France (ecommerce currently 10% of all total retail sales), the Netherlands (9.5%) and Sweden (9.5%) are the next countries due to hit this trigger point, says Savills, following Germany (15.1%) and the UK (21.4%). Savills says that if these countries follow the pattern set by the UK that this is likely to trigger a surge in demand for warehouses.
According to Savills, these markets have already seen large increases in the volumes of warehouse space taken in the past 12 months and corresponding falls in vacancy rates. In the Netherlands, Savills says supply decreased by 19% between 2015-2018 to 25.6 million sq ft, reflecting a vacancy rate of 7.8%, down from 11.3% in 2013, while the vacancy rate for modern prime logistics space in Sweden is currently below 3%.
In Impacts, its global research programme, Savills highlights the disruption retailers face in servicing ecommerce demand, both in finding appropriate warehouse space in order to meet consumers’ expectations of receiving fast deliveries and tackling major issues around congestion and pollution in Europe’s urban centres. As the biggest city in the most advanced ecommerce market in Europe, Savills highlights that London has seen vacancy rates on warehouse space within the city centre drop to just 2.5% and top rents surge to £30 per sq ft as retailers compete for very limited space – a trend that is now echoed in Germany and is likely to follow shortly in France, the Netherlands and Sweden.
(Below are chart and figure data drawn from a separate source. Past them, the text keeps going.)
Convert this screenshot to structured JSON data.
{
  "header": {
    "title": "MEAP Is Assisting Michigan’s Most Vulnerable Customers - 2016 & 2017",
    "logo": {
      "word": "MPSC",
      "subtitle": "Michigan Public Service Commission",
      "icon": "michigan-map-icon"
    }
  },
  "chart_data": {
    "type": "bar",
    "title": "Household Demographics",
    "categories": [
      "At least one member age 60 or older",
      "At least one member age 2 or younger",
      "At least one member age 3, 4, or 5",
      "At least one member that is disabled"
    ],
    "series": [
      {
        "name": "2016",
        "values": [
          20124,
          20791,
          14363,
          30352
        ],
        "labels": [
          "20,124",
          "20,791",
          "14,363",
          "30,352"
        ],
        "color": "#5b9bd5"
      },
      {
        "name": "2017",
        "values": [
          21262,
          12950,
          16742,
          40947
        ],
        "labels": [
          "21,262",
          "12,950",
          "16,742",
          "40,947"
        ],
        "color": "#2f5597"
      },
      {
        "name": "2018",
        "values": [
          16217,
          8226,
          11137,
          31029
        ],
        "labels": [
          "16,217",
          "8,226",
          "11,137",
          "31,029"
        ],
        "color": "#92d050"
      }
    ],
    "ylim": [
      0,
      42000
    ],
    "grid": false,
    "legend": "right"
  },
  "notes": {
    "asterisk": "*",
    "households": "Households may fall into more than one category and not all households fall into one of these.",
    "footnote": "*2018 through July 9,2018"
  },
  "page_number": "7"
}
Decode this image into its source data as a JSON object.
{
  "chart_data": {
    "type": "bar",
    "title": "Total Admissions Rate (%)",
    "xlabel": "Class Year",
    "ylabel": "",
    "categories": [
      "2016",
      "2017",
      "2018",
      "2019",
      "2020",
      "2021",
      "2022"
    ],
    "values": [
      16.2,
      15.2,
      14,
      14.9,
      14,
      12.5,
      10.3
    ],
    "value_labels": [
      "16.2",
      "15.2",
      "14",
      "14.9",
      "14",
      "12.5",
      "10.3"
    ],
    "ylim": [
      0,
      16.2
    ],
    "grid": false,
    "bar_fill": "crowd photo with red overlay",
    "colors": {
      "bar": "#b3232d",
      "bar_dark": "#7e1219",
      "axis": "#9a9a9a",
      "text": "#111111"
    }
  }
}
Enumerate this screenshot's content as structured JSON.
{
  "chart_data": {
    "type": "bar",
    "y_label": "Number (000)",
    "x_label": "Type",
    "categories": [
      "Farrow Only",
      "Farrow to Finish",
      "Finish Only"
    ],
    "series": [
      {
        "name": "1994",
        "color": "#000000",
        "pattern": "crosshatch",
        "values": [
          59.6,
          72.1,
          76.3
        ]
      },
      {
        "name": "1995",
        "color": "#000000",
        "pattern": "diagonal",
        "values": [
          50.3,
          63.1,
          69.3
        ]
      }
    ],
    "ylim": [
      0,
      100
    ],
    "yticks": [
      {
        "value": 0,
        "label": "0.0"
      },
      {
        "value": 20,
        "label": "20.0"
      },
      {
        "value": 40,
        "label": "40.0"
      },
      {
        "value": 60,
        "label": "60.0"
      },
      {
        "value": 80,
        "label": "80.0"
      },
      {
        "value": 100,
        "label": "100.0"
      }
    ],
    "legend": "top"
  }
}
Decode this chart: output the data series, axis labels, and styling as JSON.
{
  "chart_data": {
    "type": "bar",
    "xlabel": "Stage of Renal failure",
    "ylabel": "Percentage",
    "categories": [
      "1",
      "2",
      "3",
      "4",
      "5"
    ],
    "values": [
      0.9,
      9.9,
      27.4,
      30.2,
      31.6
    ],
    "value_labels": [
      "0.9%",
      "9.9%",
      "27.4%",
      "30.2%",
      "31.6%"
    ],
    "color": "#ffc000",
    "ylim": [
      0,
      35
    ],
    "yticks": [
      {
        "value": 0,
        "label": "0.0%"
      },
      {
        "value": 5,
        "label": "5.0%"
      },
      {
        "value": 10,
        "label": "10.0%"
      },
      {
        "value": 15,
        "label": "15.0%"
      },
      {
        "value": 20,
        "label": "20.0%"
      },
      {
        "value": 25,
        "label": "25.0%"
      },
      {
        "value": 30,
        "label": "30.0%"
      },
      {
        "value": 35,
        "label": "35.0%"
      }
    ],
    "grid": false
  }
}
Kevin Mofid, head of industrial research at Savills, comments: “11% is the magic number where e-commerce sales go from something retailers can largely manage as part of their traditional retail operations to a force that transforms the entire business. Competition for warehouse space will surge across European centres as markets hit this point but, as we’re seeing in London, lack of supply, high rents, pollution and congestion are all problems that must be addressed by technology and innovation.
“Luckily, there are already examples of this. The ‘Paris AIR2 Logistique’ at Port de Gennevilliers, France’s largest river port, should help meet the nation’s growing taste for ecommerce; this two-storeyed warehouse is environmentally friendly and allows distribution of goods via the River Seine and rail to minimise traffic movements. If others adopt similar solutions and look to address the issues upfront before they hit the 11% tipping point, it will be much easier than trying to solve them in hindsight, as London has found.”